A cosine similarity of 1.0 means the vectors point in exactly the same direction (angle of 0 degrees), indicating maximum similarity. A value of 0 would indicate perpendicular vectors (option B), and -1 would indicate opposite directions. Option D is incorrect because cosine similarity measures direction, not magnitude.
Question 7
Why is semantic search particularly useful for chatbots?

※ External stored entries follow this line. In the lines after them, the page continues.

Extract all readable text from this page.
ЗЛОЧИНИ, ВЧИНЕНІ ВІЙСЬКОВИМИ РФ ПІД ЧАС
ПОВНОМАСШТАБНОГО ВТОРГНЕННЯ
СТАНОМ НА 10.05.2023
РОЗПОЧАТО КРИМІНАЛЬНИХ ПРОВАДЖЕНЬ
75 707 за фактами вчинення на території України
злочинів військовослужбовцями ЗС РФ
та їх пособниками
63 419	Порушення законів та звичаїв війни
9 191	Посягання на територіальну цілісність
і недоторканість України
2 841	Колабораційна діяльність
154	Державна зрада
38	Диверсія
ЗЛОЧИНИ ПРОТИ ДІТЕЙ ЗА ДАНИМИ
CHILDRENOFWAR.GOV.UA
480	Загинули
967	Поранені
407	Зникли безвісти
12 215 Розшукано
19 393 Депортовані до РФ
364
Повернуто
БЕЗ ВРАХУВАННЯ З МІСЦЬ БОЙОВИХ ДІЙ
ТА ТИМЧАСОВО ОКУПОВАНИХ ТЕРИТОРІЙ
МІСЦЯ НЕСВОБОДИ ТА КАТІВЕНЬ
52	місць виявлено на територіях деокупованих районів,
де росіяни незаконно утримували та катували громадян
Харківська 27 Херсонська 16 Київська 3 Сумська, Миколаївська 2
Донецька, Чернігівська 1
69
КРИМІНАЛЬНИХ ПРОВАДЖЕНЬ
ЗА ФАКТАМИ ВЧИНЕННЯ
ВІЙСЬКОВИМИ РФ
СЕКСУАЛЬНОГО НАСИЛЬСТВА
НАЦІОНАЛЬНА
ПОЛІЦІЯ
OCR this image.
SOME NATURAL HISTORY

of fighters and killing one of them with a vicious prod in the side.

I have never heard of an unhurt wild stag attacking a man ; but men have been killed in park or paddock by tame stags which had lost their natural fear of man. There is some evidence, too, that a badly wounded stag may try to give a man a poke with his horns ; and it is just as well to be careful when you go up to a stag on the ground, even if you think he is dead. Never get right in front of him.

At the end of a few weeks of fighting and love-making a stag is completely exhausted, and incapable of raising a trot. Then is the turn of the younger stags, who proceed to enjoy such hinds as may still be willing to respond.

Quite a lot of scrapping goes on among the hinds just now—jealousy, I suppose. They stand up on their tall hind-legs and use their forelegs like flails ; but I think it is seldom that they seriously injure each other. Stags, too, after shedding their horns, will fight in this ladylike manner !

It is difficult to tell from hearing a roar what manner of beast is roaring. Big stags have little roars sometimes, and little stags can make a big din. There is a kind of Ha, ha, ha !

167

- It only works with structured data
- It can understand user intent even when phrasing varies
- It requires less computational power than keyword search
- It eliminates the need for a database
Show Answer
The correct answer is B.
Semantic search is valuable for chatbots because it can understand user intent even when users phrase questions differently. For example, "How do I reset my password?" and "I forgot my login credentials" express similar intents despite using different words. Option A is false (semantic search works with unstructured text), option C is incorrect (semantic search typically requires more computation), and option D is false.
Question 8
If a search system has high precision but low recall, what does this mean?
- Most returned results are relevant, but many relevant documents were missed
- Most relevant documents were found, but many irrelevant ones were also returned
- Both precision and recall are balanced
- The system is performing optimally
Show Answer
The correct answer is A.
High precision but low recall means that most returned results are relevant (few false positives), but many relevant documents were not retrieved (many false negatives). This is a conservative system that errs on the side of showing fewer results to maintain quality. Option B describes high recall but low precision, option C would indicate balanced metrics, and option D is incorrect since low recall is not optimal.
Question 9
What mathematical concept underlies vector similarity in semantic search?
- Boolean algebra
- Linear algebra and vector geometry
- Set theory only
- Graph theory
Show Answer
The correct answer is B.
Vector similarity is based on linear algebra and vector geometry. Documents and queries are represented as vectors in high-dimensional space, and similarity is measured using geometric concepts like cosine similarity. While set theory (option C) and graph theory (option D) have applications in information retrieval, vector similarity specifically relies on linear algebra. Boolean algebra (option A) relates to traditional Boolean search.
Question 10
When would you prioritize high recall over high precision?
- When you want to minimize false positives
- When you cannot afford to miss any relevant results
- When storage space is limited
- When users only want the top result
Show Answer
The correct answer is B.
High recall should be prioritized when you cannot afford to miss relevant results, even if it means accepting some irrelevant ones. For example, in medical diagnosis or legal discovery, missing important information could be critical. Option A describes prioritizing precision, option C relates to storage concerns, and option D suggests prioritizing precision for quality over recall for completeness.